Dark Environment (No Light)

• Guanylyl cyclase converts GTP to cyclic GMP (cGMP).

• Cyclic GMP-gated cation channels are present in the membrane.

• cGMP binds to the cation channel, opening it and allowing sodium and calcium to enter the cell.

• Photoreceptor depolarizes.

• Photoreceptors are relatively depolarized in the dark (-35mV).

Light Present

• The disk of the cones contains a photopigment with a chromophore called retinal.

• Light causes retinal to change conformation from cis to trans, activating cyclic GMP phosphodiesterase.

• Cyclic GMP phosphodiesterase breaks down cGMP into GMP.

• cGMP is removed from the ion channel, and the channel closes.

• Sodium and calcium can no longer enter the cell; thus, the photoreceptor hyperpolarizes.

• Photoreceptor is relatively hyperpolarized (-75mV) when light is present.

Phototransduction: ON and OFF Pathways

• Retinal ganglion cells send information from the retina to the cortex.

• Activation of a single cone activates two bipolar cells and two retinal ganglion cells.

• Photoreceptors constantly provide information via retinal ganglion cells: "yes, light is hitting me" or "no, light is not hitting me."

OFF Pathway: "No, I do Not Have Any Light Hitting Me"

• No light → relative depolarization of the photoreceptor (-35mV).

• Graded potentials are generated, resulting in glutamate release.

• Glutamate activates the OFF bipolar cell and inhibits the ON bipolar cell.

• OFF bipolar cell activation leads to glutamate release onto the OFF retinal ganglion cell → action potential generated in the OFF retinal ganglion cell.

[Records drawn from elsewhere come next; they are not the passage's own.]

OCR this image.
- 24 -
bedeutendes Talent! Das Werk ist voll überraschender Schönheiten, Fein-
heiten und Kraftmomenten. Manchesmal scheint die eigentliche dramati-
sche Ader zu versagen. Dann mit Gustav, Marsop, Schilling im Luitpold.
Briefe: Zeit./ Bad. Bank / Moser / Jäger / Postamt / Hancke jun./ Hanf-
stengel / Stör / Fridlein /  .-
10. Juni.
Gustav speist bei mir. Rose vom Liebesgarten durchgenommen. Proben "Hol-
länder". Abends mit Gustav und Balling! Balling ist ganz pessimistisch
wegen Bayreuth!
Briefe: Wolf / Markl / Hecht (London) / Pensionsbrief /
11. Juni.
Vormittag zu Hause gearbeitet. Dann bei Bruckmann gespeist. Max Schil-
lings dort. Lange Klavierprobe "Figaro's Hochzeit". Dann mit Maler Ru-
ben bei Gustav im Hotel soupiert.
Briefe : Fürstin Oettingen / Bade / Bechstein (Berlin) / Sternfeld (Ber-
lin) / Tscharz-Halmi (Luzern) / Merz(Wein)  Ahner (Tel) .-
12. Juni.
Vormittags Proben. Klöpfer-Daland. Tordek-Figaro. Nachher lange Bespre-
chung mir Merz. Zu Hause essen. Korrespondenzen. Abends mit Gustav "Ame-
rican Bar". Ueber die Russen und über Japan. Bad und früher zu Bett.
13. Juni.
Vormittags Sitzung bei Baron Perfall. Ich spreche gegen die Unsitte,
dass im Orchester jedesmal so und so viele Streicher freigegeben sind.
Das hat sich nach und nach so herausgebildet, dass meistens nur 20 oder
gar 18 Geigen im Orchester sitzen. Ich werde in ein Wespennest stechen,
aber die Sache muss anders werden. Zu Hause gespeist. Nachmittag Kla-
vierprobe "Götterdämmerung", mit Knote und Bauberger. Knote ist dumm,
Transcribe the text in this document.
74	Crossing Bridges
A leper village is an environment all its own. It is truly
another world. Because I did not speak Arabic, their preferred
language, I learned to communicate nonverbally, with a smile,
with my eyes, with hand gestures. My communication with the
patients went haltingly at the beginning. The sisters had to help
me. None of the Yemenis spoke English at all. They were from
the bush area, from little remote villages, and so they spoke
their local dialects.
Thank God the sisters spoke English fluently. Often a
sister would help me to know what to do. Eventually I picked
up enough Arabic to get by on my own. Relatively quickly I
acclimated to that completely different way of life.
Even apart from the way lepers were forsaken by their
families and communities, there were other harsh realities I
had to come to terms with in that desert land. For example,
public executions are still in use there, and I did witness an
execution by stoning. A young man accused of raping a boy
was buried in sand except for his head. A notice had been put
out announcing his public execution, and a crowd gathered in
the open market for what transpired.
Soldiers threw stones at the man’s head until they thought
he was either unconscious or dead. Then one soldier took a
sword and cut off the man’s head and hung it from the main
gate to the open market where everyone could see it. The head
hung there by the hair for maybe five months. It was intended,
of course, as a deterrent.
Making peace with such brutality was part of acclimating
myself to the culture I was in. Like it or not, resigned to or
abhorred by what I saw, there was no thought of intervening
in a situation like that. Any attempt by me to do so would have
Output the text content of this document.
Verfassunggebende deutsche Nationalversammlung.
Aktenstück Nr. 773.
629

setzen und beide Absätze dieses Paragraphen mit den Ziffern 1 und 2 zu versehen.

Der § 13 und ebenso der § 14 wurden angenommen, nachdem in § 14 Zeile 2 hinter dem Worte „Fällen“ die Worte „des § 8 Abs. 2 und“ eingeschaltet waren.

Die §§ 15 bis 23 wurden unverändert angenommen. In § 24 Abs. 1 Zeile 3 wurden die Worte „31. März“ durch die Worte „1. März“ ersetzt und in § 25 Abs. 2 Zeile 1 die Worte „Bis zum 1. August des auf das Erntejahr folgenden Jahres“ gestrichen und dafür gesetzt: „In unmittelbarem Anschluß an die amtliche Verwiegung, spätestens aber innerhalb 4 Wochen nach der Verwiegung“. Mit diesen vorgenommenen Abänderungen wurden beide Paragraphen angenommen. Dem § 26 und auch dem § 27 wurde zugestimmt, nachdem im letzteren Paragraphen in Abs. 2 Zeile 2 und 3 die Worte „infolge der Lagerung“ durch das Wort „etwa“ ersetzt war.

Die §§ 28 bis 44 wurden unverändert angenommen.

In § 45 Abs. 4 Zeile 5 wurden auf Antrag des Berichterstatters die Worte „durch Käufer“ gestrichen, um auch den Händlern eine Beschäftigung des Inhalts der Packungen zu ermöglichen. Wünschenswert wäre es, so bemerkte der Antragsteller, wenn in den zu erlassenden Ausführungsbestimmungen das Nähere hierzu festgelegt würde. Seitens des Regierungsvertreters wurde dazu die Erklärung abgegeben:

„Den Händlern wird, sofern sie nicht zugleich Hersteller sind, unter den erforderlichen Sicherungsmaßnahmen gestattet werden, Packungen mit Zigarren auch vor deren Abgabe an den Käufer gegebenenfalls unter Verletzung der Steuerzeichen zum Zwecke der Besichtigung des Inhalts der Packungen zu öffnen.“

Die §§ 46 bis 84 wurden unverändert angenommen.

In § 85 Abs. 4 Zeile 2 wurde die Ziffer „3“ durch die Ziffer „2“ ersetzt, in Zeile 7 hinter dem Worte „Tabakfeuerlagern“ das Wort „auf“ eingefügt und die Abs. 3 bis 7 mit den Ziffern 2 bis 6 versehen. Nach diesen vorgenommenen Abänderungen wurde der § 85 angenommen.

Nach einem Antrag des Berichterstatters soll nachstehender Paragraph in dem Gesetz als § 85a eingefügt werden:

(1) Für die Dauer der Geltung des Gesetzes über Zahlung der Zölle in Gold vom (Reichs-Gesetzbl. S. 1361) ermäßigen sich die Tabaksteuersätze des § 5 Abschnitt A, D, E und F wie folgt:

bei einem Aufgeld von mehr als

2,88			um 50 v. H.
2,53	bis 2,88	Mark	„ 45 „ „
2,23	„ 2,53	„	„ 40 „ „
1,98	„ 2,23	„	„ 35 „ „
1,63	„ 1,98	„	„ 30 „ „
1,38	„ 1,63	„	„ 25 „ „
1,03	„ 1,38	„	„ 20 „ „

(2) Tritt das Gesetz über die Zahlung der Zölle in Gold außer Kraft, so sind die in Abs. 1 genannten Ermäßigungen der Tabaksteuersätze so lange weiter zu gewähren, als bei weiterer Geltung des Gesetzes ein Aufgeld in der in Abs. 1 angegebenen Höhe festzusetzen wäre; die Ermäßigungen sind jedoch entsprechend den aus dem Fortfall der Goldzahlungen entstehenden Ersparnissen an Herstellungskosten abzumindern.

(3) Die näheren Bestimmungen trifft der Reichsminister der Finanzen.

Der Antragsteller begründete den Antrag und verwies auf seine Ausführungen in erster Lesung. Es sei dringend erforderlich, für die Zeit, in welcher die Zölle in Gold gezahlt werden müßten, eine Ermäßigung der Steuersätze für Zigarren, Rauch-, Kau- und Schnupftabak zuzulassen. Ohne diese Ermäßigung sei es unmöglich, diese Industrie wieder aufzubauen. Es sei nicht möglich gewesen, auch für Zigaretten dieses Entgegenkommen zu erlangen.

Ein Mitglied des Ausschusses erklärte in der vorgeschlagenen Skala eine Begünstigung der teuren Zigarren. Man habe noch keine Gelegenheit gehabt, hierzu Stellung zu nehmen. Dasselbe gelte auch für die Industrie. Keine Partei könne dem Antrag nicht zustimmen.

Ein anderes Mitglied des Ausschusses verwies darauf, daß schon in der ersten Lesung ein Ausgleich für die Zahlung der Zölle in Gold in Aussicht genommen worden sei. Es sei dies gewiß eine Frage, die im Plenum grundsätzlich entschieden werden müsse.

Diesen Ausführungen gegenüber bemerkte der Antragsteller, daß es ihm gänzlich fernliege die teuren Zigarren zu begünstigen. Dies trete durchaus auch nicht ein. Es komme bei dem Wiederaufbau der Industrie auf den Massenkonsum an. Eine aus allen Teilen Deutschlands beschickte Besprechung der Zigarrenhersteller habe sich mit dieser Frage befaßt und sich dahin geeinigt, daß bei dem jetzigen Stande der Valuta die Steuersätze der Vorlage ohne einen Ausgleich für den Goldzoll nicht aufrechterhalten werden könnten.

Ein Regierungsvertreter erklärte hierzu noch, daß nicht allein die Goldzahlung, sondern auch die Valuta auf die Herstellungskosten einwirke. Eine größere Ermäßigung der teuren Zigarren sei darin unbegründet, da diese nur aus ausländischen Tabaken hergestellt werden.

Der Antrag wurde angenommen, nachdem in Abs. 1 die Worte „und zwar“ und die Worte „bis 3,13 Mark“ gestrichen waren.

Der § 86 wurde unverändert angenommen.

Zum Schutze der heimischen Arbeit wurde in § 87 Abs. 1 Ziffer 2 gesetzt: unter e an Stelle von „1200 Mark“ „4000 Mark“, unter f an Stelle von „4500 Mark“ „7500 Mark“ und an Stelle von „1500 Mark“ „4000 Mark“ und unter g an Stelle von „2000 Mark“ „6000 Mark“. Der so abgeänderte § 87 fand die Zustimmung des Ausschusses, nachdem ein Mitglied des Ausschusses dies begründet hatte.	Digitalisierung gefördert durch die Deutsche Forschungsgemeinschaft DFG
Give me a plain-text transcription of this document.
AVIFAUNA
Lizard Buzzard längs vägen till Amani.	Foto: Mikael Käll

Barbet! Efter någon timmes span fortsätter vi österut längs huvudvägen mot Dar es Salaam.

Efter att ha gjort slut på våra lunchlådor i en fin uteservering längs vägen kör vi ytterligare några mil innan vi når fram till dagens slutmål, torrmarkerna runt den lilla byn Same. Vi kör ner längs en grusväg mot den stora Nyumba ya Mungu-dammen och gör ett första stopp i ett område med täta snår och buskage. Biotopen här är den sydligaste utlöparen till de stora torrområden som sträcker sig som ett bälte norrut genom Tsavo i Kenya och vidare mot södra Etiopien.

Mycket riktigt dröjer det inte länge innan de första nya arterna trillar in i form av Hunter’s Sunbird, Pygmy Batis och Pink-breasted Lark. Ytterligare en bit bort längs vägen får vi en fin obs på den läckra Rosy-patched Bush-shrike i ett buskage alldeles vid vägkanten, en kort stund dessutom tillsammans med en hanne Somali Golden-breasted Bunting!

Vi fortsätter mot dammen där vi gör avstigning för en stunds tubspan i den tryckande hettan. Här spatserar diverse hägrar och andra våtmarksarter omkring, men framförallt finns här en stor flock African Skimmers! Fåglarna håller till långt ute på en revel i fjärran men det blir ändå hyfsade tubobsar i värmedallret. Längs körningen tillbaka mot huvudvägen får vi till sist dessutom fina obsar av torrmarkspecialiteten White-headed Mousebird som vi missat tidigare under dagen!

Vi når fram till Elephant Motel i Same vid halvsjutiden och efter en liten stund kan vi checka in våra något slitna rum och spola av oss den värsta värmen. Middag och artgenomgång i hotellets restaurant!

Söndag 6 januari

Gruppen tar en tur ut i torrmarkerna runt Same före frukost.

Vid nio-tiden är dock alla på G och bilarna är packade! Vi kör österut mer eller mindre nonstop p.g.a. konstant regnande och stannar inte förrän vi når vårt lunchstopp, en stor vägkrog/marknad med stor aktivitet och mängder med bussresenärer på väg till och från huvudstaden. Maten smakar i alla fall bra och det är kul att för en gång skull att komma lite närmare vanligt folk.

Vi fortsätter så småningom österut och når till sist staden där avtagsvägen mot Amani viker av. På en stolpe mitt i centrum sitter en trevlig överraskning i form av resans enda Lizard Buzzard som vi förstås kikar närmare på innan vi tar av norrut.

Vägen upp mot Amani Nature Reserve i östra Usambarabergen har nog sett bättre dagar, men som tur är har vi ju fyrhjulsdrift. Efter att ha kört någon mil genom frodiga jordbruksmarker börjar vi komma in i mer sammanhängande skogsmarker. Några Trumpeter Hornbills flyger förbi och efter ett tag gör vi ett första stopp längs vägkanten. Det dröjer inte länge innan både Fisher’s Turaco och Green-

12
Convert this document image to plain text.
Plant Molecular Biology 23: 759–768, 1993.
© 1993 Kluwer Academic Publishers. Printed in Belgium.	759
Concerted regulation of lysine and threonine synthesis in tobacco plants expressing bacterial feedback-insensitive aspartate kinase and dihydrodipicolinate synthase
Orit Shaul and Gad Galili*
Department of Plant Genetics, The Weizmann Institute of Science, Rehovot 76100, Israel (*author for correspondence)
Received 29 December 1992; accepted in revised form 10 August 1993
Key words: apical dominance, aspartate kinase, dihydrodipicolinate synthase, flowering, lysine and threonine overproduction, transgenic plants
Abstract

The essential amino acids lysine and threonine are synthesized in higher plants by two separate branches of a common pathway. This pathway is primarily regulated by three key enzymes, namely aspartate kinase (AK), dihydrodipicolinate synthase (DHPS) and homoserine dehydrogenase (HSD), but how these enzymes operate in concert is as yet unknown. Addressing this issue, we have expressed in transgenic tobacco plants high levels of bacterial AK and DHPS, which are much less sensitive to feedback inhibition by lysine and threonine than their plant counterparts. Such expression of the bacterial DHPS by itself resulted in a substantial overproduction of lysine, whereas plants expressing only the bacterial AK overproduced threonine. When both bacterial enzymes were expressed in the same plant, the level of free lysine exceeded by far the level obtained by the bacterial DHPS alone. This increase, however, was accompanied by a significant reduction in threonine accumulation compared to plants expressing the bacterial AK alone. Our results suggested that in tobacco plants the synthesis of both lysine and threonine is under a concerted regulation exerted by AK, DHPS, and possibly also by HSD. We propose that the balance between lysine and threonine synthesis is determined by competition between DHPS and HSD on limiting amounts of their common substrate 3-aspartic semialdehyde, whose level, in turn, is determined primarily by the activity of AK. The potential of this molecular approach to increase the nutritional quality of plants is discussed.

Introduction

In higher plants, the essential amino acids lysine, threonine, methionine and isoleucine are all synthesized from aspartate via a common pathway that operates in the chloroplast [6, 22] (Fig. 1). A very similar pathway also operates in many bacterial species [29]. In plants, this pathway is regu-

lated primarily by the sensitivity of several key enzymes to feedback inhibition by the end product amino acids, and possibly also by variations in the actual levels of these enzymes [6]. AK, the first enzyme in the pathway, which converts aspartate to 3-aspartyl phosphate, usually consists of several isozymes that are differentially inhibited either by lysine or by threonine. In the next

• No action potential is generated in the ON retinal ganglion cell because it's inhibited.

ON Pathway: "Yes, I Have Light Hitting Me"

• Light present → relative hyperpolarization of the photoreceptor.

• cGMP is broken down by cGMP phosphodiesterase.

• Little glutamate is released; the OFF pathway is not activated.

• Reduced glutamate release causes the ON bipolar cell to be released from inhibition.

• ON bipolar cell is activated → glutamate release from the ON bipolar cell activates the ON retinal ganglion cell → action potential generated in the retinal ganglion cell.